Although endoscopic therapy for gastric leak management holds promise, these procedures cannot be routinely recommended, due to the lack of controlled data.

Role of endoscopy to diagnose and treat laparoscopic adjustable gastric banding complications

The laparoscopic adjustable gastric band (LAGB) is well-established as a safe, effective, and durable bariatric procedure[84-86].

Several complications are related to LAGB, including reflux esophagitis, stenosis with esophageal dilation, band slippage, and erosion.

LAGB erosions typically occur 1-2 years after placement. The prevalence varies in published studies from 0.9% to 3.8%[86-88]. Gastric band erosion may occur with abdominal pain, nausea, vomiting, abdominal access port-site infection, increased food intake, or weight gain, and is easily identified with endoscopy. The traditional approach is surgical revision; however, there are reports of conservative management with endoscopic removal on complete intragastric erosion[89-92] (Figure 4).

Figure 4 Different steps of endoscopic Lap-Band extraction. A: Endoscopic view of an almost penetrated band, with only a small tissue bridge holding the device to the gastric wall; B: Endoscopic view of the AMI gastric band cutter (CJ Medical, Haddenham, United Kingdom) passed around the band after endoscopic resection of the tissue bridge; C: After the section, the band is grasped at the connection with the port-site, and extracted through the mouth; D: Gastric pouch outlet aspect after ring extraction (retrovision from the stomach).
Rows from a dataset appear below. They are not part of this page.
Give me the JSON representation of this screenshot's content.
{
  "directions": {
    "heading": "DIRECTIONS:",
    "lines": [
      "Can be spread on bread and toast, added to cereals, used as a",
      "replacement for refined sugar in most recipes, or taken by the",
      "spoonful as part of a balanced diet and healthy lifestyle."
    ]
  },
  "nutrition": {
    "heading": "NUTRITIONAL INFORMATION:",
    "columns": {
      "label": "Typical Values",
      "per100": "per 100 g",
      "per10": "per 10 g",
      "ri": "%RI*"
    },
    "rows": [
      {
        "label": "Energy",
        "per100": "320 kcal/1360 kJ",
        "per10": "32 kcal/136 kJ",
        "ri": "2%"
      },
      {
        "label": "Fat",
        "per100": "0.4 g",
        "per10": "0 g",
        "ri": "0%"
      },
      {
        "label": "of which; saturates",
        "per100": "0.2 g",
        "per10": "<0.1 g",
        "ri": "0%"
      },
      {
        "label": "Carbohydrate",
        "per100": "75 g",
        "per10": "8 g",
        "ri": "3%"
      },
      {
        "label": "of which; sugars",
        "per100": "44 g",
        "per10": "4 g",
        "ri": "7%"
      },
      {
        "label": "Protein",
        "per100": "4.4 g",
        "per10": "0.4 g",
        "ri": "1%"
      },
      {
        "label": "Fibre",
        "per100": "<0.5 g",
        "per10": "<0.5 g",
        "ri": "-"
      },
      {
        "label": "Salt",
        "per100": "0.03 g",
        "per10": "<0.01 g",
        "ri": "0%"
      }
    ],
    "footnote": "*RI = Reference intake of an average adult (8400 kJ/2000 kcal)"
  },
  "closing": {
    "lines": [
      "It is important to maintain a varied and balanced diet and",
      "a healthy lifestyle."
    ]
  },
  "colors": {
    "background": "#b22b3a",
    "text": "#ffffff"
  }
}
Role of endoscopy to treat choledocholithiasis in patients with gastric by-pass

Morbid obesity is a risk factor for gallstone formation, and rapid weight loss is an independent and potentially compounding risk factor[93-95].

Whereas an endoscopic retrograde cholangiopancreatography (ERCP) can usually be performed after gastric banding or sleeve gastrectomy, an ERCP in a patient with an RYGB presents significant technical challenges.

Several options are available to gain access to the biliary tree in patients after RYGB. Laparoscopic creation of a point of access to the gastric remnant or small bowel allows the duodenoscope to reach the papilla, but carries the inherent risks of general anesthesia and surgery[96-100] (Figure 5). Enteroscopes, colonoscopes, and more recent double-balloon and single-balloon endoscopes have also been used. However, duct cannulation is difficult with the forward-viewing enteroscope, and precut biliary sphincterotomy is often required. Furthermore, accessories are limited due to the length of the enteroscope[101-107].

Figure 5 Laparoscopic assisted endoscopic retrograde cholangiopancreatography after Roux-en-Y gastric bypass. A side-viewing endoscope is inserted through a 15-mm trocar that was previously placed into the excluded stomach. Subsequently, endoscopic retrograde cholangiopancreatography is performed in the usual fashion.

CONCLUSION

GI endoscopists play an integral role in the multidisciplinary treatment of obese patients undergoing bariatric surgery, particularly in the treatment of postoperative complications. Direct communication and coordination with the surgical team is critical in the preoperative and immediate postoperative setting. Endoscopy is emerging as an effective procedure in the treatment of bariatric surgery complications in selected patients, while avoiding invasive surgical reoperation.